Manu Pozo

Personal information
- Full name: Manuel Pozo Guerrero
- Date of birth: 12 December 2001 (age 24)
- Place of birth: Casariche, Spain
- Height: 1.68 m (5 ft 6 in)
- Position: Winger

Team information
- Current team: Torreense
- Number: 11

Youth career
- ED Casariche
- Peloteros Sierra Sur
- 2017–2019: Calavera
- 2019–2020: Betis

Senior career*
- Years: Team / Apps / (Gls)
- 2020–2021: Betis B / 0 / (0)
- 2020–2021: → Covadonga (loan) / 26 / (3)
- 2021–2022: Sporting B / 30 / (11)
- 2022–2024: Valladolid B / 62 / (18)
- 2023–2024: Valladolid / 2 / (0)
- 2024–: Torreense / 59 / (17)

= Manu Pozo =

Spanish footballer (born 2001)

Manuel "Manu" Pozo Guerrero (born 12 December 2001) is a Spanish professional footballer who plays as a winger for Liga Portugal 2 club Torreense.

==Club career==
Born in Casariche, Seville, Andalusia, Pozo joined Real Betis' youth setup in 2019, after representing Calavera CF, EF Peloteros Sierra Sur and ED Casariche. On 26 September 2020, after finishing his formation, he was loaned to Segunda División B side CD Covadonga for the season.

On 1 August 2021, Pozo signed for Sporting de Gijón and was assigned to the reserves in Tercera División RFEF. On 1 September 2022, he moved to another reserve team, Real Valladolid Promesas, in the Segunda Federación.

Pozo made his professional – and La Liga – debut for Real Valladolid's first team on 17 March 2023, coming on as a second-half substitute for Sergio Escudero in a 3–1 home loss against Athletic Bilbao.

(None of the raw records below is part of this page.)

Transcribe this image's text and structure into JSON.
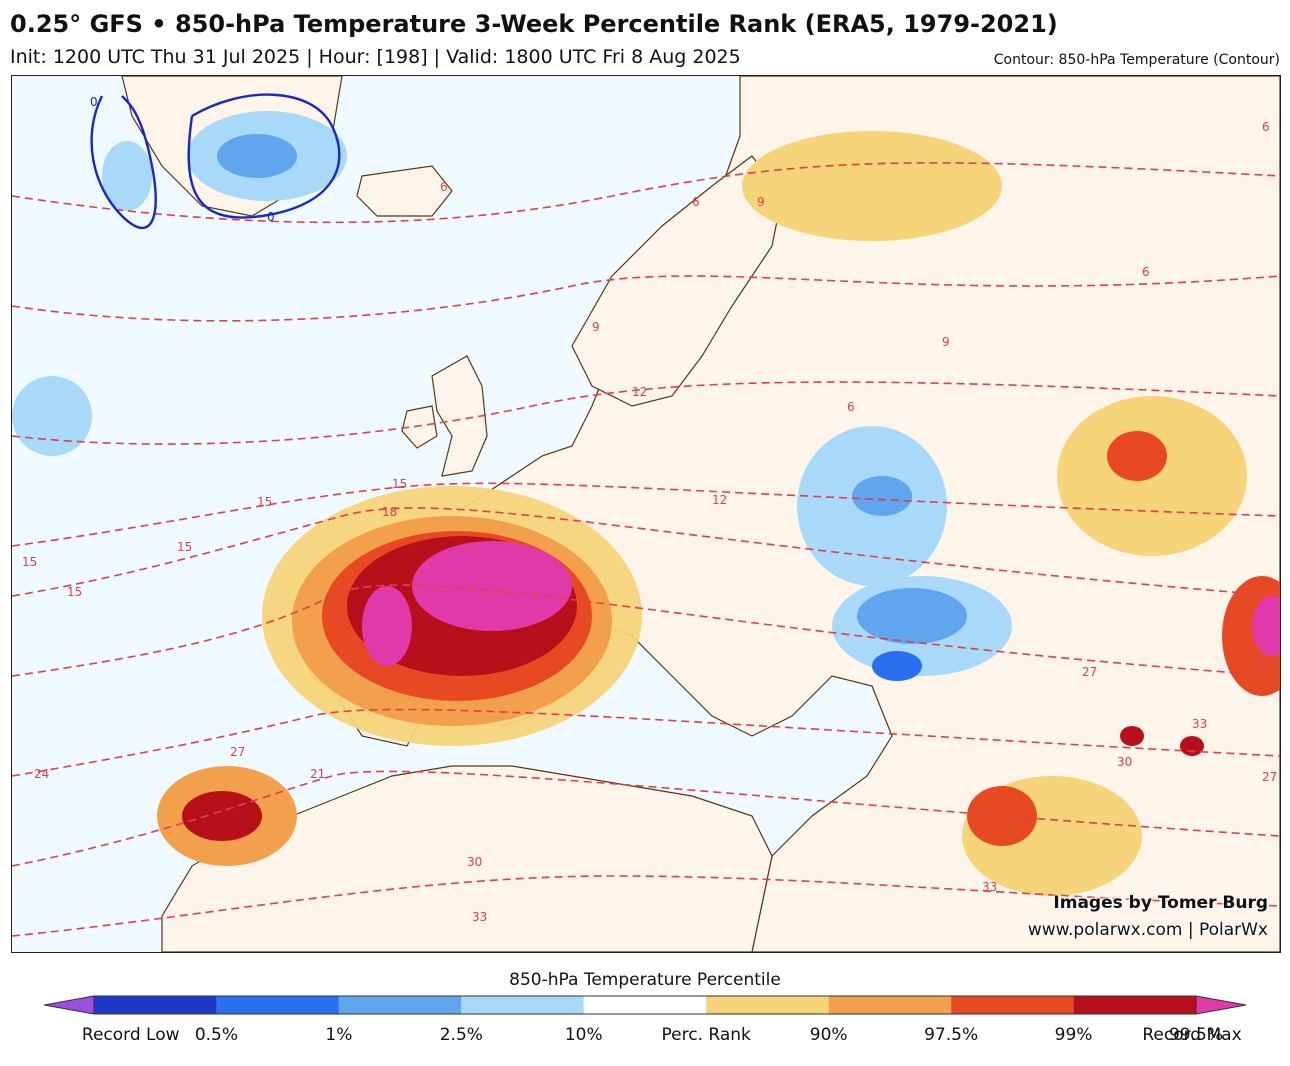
{
  "header": {
    "title": "0.25° GFS • 850-hPa Temperature 3-Week Percentile Rank (ERA5, 1979-2021)",
    "subtitle": "Init: 1200 UTC Thu 31 Jul 2025 | Hour: [198] | Valid: 1800 UTC Fri 8 Aug 2025",
    "contour_note": "Contour: 850-hPa Temperature (Contour)"
  },
  "map": {
    "contour_labels": [
      "0",
      "0",
      "6",
      "6",
      "6",
      "9",
      "9",
      "9",
      "6",
      "6",
      "12",
      "15",
      "18",
      "15",
      "15",
      "15",
      "15",
      "24",
      "27",
      "27",
      "21",
      "30",
      "33",
      "33",
      "27",
      "30",
      "33",
      "33",
      "12"
    ],
    "colors": {
      "ocean": "#eefaff",
      "land": "#fdf5ea",
      "border": "#5a3516",
      "contour_warm": "#e0404a",
      "contour_cold": "#1b26c8"
    }
  },
  "credits": {
    "author": "Images by Tomer Burg",
    "site": "www.polarwx.com | PolarWx"
  },
  "legend": {
    "title": "850-hPa Temperature Percentile",
    "labels": [
      "Record Low",
      "0.5%",
      "1%",
      "2.5%",
      "10%",
      "Perc. Rank",
      "90%",
      "97.5%",
      "99%",
      "99.5%",
      "Record Max"
    ],
    "colors": [
      "#9b4fe0",
      "#1f38c8",
      "#2a6ff0",
      "#5fa6ee",
      "#a9d9f8",
      "#ffffff",
      "#f5d47a",
      "#f3a04c",
      "#e74a23",
      "#b8101a",
      "#e03aa8"
    ]
  }
}
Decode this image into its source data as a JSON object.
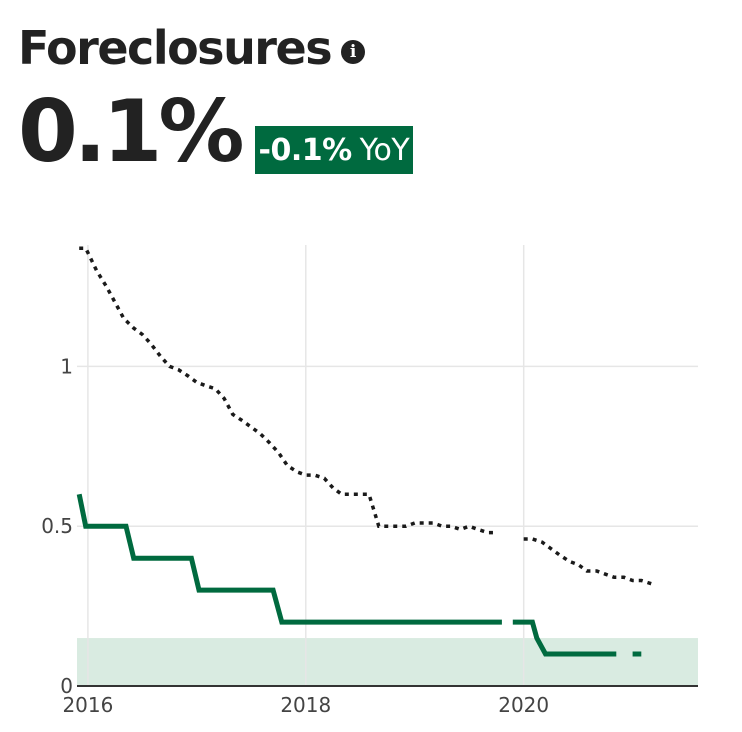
{
  "header": {
    "title": "Foreclosures",
    "info_icon": "info-icon",
    "value": "0.1%",
    "yoy_change": "-0.1%",
    "yoy_suffix": "YoY",
    "accent_color": "#006a3f"
  },
  "chart_data": {
    "type": "line",
    "title": "",
    "xlabel": "",
    "ylabel": "",
    "x_ticks": [
      "2016",
      "2018",
      "2020"
    ],
    "y_ticks": [
      "0",
      "0.5",
      "1"
    ],
    "xlim": [
      2015.9,
      2021.6
    ],
    "ylim": [
      0,
      1.38
    ],
    "grid": true,
    "legend": "none",
    "highlight_band": {
      "y_range": [
        0,
        0.15
      ],
      "color": "#d9ebe1"
    },
    "series": [
      {
        "style": "dotted",
        "color": "#1a1a1a",
        "x": [
          2015.92,
          2015.98,
          2016.08,
          2016.17,
          2016.25,
          2016.33,
          2016.42,
          2016.5,
          2016.58,
          2016.67,
          2016.75,
          2016.83,
          2016.92,
          2017.0,
          2017.08,
          2017.17,
          2017.25,
          2017.33,
          2017.42,
          2017.5,
          2017.58,
          2017.67,
          2017.75,
          2017.83,
          2017.92,
          2018.0,
          2018.08,
          2018.17,
          2018.25,
          2018.33,
          2018.42,
          2018.5,
          2018.58,
          2018.67,
          2018.75,
          2018.83,
          2018.92,
          2019.0,
          2019.08,
          2019.17,
          2019.25,
          2019.33,
          2019.42,
          2019.5,
          2019.58,
          2019.67,
          2019.75,
          2019.92,
          2020.0,
          2020.08,
          2020.17,
          2020.25,
          2020.33,
          2020.42,
          2020.5,
          2020.58,
          2020.67,
          2020.75,
          2020.83,
          2020.92,
          2021.0,
          2021.08,
          2021.17
        ],
        "y": [
          1.37,
          1.37,
          1.3,
          1.25,
          1.2,
          1.15,
          1.12,
          1.1,
          1.07,
          1.03,
          1.0,
          0.99,
          0.97,
          0.95,
          0.94,
          0.93,
          0.9,
          0.85,
          0.83,
          0.81,
          0.79,
          0.76,
          0.73,
          0.69,
          0.67,
          0.66,
          0.66,
          0.65,
          0.62,
          0.6,
          0.6,
          0.6,
          0.6,
          0.5,
          0.5,
          0.5,
          0.5,
          0.51,
          0.51,
          0.51,
          0.5,
          0.5,
          0.49,
          0.5,
          0.49,
          0.48,
          0.48,
          null,
          0.46,
          0.46,
          0.45,
          0.43,
          0.41,
          0.39,
          0.38,
          0.36,
          0.36,
          0.35,
          0.34,
          0.34,
          0.33,
          0.33,
          0.32
        ]
      },
      {
        "style": "step",
        "color": "#006a3f",
        "x": [
          2015.92,
          2015.98,
          2016.35,
          2016.42,
          2016.95,
          2017.02,
          2017.7,
          2017.78,
          2018.0,
          2018.5,
          2019.0,
          2019.5,
          2019.8,
          null,
          2019.9,
          2020.08,
          2020.12,
          2020.2,
          2020.5,
          2020.75,
          2020.85,
          null,
          2021.0,
          2021.08
        ],
        "y": [
          0.6,
          0.5,
          0.5,
          0.4,
          0.4,
          0.3,
          0.3,
          0.2,
          0.2,
          0.2,
          0.2,
          0.2,
          0.2,
          null,
          0.2,
          0.2,
          0.15,
          0.1,
          0.1,
          0.1,
          0.1,
          null,
          0.1,
          0.1
        ]
      }
    ]
  }
}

On 10 July 2024, Pozo signed a three-year contract with Torreense in Portugal. On 3 January 2026, having established himself as a key player for the club, by scoring 17 goals and providing 16 assists in 56 appearances for the Torres Vedras-based side, he extended his contract with the club until June 2028.